The prime minister is expected to provide more details on the impact of the COVID-19 crisis on Canada’s vulnerable populations — but questions about the equipment dispute will likely be top of mind.

On Friday, Minnesota-based company 3M revealed that because of the Trump administration’s invocation of the Defence Production Act — which allows the president to boost industrial production of critically needed goods — the manufacturer is under orders not to send U.S.-made masks to other countries, including Canada. 

In a statement, 3M said that halting such exports could adversely affect America’s own supply if other countries choose to retaliate, prompting President Donald Trump to reveal that his administration was “not at all happy” with the company.

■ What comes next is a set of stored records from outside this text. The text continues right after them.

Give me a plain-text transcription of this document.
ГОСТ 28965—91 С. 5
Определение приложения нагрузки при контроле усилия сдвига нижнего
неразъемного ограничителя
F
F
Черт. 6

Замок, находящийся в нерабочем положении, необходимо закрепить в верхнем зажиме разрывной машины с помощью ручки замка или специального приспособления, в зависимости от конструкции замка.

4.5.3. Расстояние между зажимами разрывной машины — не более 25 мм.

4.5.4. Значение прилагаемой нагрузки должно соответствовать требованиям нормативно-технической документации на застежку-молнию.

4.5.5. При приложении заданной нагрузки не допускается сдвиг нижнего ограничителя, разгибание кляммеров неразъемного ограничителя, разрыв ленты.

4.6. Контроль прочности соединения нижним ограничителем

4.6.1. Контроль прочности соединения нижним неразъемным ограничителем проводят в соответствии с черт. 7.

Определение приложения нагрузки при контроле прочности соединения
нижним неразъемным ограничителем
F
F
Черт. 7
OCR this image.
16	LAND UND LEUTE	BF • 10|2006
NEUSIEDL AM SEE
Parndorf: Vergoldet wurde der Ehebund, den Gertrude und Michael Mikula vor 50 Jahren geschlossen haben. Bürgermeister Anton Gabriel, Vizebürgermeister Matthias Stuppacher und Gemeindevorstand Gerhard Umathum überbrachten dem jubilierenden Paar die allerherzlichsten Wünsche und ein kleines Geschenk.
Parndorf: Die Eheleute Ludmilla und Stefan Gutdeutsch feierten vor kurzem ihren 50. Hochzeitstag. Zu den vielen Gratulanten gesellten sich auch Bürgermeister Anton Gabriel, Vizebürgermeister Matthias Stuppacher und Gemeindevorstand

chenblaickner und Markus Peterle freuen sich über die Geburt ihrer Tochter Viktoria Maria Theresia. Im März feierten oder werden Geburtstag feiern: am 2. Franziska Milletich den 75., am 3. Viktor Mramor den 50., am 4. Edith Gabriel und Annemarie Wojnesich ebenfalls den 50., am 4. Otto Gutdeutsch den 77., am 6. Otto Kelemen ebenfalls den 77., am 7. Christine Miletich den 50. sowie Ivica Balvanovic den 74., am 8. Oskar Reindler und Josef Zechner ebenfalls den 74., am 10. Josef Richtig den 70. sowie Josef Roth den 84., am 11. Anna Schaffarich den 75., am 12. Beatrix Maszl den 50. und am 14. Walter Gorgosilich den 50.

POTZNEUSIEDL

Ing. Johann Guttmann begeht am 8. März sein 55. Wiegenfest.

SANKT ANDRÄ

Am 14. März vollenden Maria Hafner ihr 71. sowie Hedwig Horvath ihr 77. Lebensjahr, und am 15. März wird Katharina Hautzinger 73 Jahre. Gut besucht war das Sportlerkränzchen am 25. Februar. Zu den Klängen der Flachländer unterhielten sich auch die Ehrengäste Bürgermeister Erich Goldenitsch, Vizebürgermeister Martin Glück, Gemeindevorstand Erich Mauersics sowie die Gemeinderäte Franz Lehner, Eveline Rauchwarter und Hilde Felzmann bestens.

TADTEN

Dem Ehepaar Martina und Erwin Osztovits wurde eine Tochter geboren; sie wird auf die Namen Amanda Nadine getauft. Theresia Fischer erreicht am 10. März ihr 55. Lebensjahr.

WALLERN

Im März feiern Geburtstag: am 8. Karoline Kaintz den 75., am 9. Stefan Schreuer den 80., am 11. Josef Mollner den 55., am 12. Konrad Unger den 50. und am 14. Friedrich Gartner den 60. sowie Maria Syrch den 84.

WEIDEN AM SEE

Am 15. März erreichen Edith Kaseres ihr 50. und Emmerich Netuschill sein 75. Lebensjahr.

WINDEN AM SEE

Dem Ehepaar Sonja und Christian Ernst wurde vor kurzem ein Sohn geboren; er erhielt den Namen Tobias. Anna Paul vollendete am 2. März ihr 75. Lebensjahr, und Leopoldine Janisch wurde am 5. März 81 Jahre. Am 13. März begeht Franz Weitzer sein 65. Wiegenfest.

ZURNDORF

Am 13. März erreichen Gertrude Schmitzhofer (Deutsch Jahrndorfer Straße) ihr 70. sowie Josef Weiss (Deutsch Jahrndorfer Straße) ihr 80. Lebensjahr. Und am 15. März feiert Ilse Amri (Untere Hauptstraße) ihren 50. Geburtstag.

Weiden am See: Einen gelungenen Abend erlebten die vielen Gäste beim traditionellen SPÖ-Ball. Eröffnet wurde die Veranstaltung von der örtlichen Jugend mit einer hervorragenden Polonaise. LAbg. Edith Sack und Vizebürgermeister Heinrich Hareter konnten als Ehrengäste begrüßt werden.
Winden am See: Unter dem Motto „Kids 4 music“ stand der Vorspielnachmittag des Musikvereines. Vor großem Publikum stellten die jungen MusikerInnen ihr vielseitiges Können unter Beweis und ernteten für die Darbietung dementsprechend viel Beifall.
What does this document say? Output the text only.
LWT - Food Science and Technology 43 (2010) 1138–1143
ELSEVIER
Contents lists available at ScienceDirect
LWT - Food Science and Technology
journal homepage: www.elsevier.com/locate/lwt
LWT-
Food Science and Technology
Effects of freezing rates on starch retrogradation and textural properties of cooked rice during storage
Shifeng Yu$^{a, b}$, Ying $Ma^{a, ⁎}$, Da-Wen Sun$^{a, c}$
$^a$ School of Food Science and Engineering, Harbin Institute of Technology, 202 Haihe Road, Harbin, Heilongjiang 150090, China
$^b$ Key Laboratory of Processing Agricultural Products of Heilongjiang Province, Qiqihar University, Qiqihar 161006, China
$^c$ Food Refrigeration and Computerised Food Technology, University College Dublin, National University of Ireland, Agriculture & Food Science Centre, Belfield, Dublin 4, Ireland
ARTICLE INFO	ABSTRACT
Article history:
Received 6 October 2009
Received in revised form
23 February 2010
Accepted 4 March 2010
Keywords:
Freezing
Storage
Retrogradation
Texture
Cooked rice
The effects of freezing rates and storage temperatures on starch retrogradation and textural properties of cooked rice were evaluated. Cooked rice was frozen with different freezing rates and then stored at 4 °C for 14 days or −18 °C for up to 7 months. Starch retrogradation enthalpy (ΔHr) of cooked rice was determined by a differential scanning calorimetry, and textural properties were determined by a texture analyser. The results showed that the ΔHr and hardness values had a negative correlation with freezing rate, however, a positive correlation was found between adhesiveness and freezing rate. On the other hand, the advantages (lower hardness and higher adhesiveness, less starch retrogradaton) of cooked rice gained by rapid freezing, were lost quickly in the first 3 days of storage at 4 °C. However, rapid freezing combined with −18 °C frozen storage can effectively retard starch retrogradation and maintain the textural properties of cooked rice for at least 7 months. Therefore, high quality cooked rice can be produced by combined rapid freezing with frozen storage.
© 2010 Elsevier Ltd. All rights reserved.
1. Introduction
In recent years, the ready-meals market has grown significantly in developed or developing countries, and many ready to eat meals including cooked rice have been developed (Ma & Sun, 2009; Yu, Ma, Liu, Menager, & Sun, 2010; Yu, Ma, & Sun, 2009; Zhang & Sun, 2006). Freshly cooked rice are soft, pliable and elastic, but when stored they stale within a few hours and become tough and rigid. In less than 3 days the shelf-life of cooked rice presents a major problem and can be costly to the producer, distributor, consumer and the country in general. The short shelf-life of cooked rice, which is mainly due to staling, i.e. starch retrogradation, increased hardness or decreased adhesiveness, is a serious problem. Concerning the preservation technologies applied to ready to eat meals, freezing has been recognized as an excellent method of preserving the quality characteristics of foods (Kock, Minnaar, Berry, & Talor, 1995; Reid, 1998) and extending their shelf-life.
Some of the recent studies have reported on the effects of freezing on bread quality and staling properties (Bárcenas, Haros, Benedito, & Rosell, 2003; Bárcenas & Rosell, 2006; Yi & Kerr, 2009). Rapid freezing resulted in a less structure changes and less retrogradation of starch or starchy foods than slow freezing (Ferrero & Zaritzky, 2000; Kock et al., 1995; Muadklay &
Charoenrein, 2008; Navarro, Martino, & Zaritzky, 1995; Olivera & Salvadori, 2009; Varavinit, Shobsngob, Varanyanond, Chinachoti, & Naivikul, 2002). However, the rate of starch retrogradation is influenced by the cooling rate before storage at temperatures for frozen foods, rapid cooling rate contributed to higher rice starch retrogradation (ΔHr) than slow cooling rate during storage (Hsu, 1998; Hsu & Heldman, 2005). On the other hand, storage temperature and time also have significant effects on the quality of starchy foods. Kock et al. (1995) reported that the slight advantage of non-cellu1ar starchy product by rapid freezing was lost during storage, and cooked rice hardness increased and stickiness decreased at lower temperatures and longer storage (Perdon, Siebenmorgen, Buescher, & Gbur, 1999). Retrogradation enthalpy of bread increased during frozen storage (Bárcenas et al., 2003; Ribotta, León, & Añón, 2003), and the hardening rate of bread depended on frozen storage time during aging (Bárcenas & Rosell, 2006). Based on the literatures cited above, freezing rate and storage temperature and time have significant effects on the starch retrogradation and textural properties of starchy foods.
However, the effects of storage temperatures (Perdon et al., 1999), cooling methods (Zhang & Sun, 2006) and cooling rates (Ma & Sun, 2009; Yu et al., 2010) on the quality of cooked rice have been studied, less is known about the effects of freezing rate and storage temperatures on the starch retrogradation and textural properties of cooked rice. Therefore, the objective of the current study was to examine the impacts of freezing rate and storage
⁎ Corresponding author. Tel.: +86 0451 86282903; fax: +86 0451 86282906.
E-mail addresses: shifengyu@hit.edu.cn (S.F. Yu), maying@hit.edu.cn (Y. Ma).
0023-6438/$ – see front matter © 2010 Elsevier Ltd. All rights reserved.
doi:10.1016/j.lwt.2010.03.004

Trudeau also addressed the dispute during his Friday briefing.

“3M has indicated that it understands how important it is to continue with delivering on orders to places like Canada because there is much trade that goes back and forth in essential services,” Trudeau said. “It could end up hurting Americans as much as it hurts anybody else.”

Dispute comes as stark provincial projections released

Concerns over Canada’s stock of medical goods and protective equipment came as projections of COVID-19’s spread in the province of Ontario were revealed on Friday.

Provincial health experts predict the virus could take the lives of 3,000 to 15,000 Ontarians over the course of the coronavirus pandemic, which could last for 18 months to two years.

“Had we done nothing, Ontario may have suffered 100,000 deaths,” said Dr. Peter Donnelly, who leads Public Health Ontario. “Thankfully, that is not the position we are in.”

The projections also indicated that in Ontario, COVID-19 has a 16 per cent mortality rate for people over the age of 80 — just below global levels of around 20 per cent.